The Central government has told the Supreme Court that iron ore pellets are not listed in either of the three regulated entities list - prohibited, restricted, or standard trading enterprises (STEs) - which clearly shows that "as per Foreign Trade Policy, trade in iron ore pellets is free, because it is not regulated".
In a written response, the Ministry of Commerce and Industry said that "imposing export duty on a commodity or removing it is in the realm of public policy... export duty on iron ore pellets has been imposed and removed from time to time".
The Centre's response came on PILs, filed by NGO Common Cause through advocate Prashant Bhushan and the other by advocate M.L. Sharma. The NGO sought a direction to either ban the export or levy a 30 per cent duty on exports of iron ore in all forms including pellets, and alleged export of iron ore in pellet form by some firms by evading duty.
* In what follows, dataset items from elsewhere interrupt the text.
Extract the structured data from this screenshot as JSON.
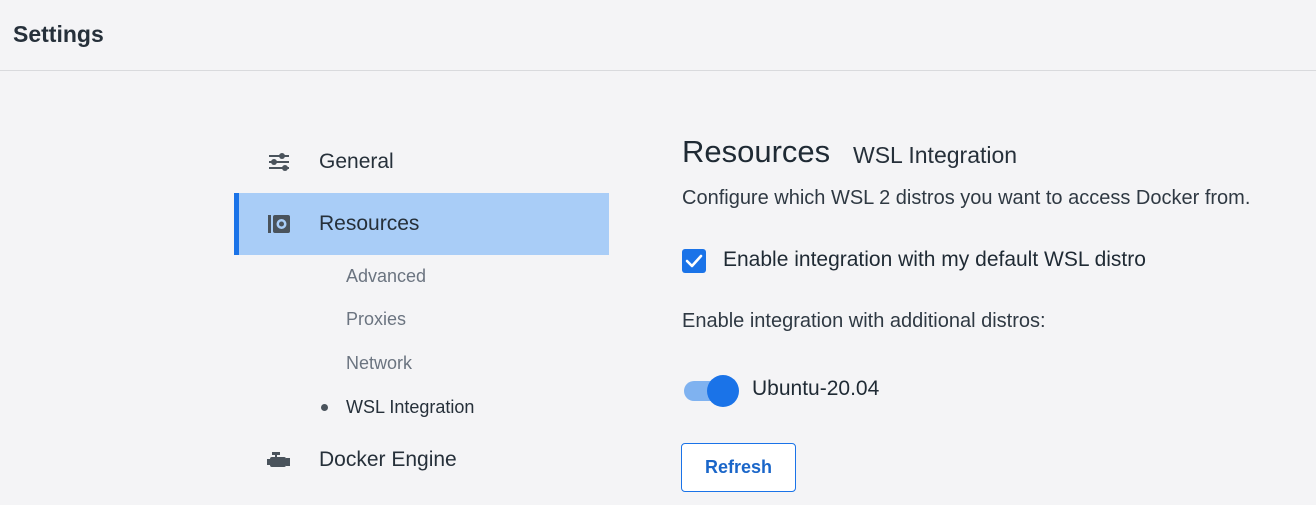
{
  "header": {
    "title": "Settings"
  },
  "sidebar": {
    "items": [
      {
        "label": "General",
        "icon": "sliders-icon"
      },
      {
        "label": "Resources",
        "icon": "resources-icon",
        "active": true
      },
      {
        "label": "Docker Engine",
        "icon": "engine-icon"
      }
    ],
    "subitems": [
      {
        "label": "Advanced"
      },
      {
        "label": "Proxies"
      },
      {
        "label": "Network"
      },
      {
        "label": "WSL Integration",
        "current": true
      }
    ]
  },
  "main": {
    "title": "Resources",
    "subtitle": "WSL Integration",
    "description": "Configure which WSL 2 distros you want to access Docker from.",
    "default_distro": {
      "label": "Enable integration with my default WSL distro",
      "checked": true
    },
    "additional_label": "Enable integration with additional distros:",
    "distros": [
      {
        "name": "Ubuntu-20.04",
        "enabled": true
      }
    ],
    "refresh_label": "Refresh"
  },
  "colors": {
    "accent": "#1a73e8",
    "active_bg": "#a9cdf7",
    "background": "#f4f4f6"
  }
}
The Central government said the petitioner in an attempt to mislead has confused between the imposition of custom duty (import duty as well as export duty) and imposition of regulations (import policy as well as export policy).
To the petitioner's claim that since 2014, with the relaxation given to Kudremukh Iron Ore Company Ltd (KIOCL), a PSU, the export duty on iron ore pellets has become nil, the Centre, in its reply filed through advocate Rajat Nair, said: "It is factually incorrect because a 5 percent export duty was imposed via notification dated January 27, 2014. This export duty remained enforced, till it was removed via notification dated January 4, 2016. All exporters, including KIOCL, have paid the export duty of 5 percent on their exports during the period January 27, 2014 to January 3, 2016."
The Centre contended that PSU manufacturers conducting international trade through PSU trading companies, was quite common when PSUs were holding the commanding heights of the economy, and all other manufacturers of iron ore pellets were always free to export and the only regulation on KIOCL was removed via notification dated September 26, 2014.
It said the rate of export or import duty on a product or commodity is based on various factors which are taken into account keeping in mind the objective of boosting international trade and commerce, particularly exports which are essential for earning foreign exchange. It further added that the petitioner has been trying to mislead the top court by saying that export of iron or fines or lumps above 64 per cent to 72 per cent iron is being done in the guise of pellets.
"Iron ore pellets have been subject to export duty from time to time. Imposing export duty or removing it on any class of commodities is a policy decision," it added.
The Centre contended that both the petitioner and the petition suffers from a completely wrong understanding of the Customs Act 1962, Customs Tariff Act, 1975, the FTDR Act 1992 and the foreign trade policies.
"Therefore, the position is clear that iron ore pellets (HS Code 2601 1210) is not listed in either of the three regulated entities list (prohibited, restricted or STE), which clearly shows that as per Foreign Trade Policy, trade in iron ore pellet is free," it said.
The PIL said the exports of iron ore pellets, manufactured by government-approved KIOCL, may be exempted from the levy of 30 per cent export duty. "And also an appropriate writ... to initiate proceedings under Section 11 of the Foreign Trade (Development & Regulation) Act, 1992 and Section 135(1) of the Customs Act, 1962 against the mining companies which have been exporting iron ore pellets in contravention of the provisions of India's export policy, thereby, evading the export duty chargeable on the export of iron ore pellets, and also direct a thorough and independent investigation into the role of public officials in allowing the same," said the NGO's PIL.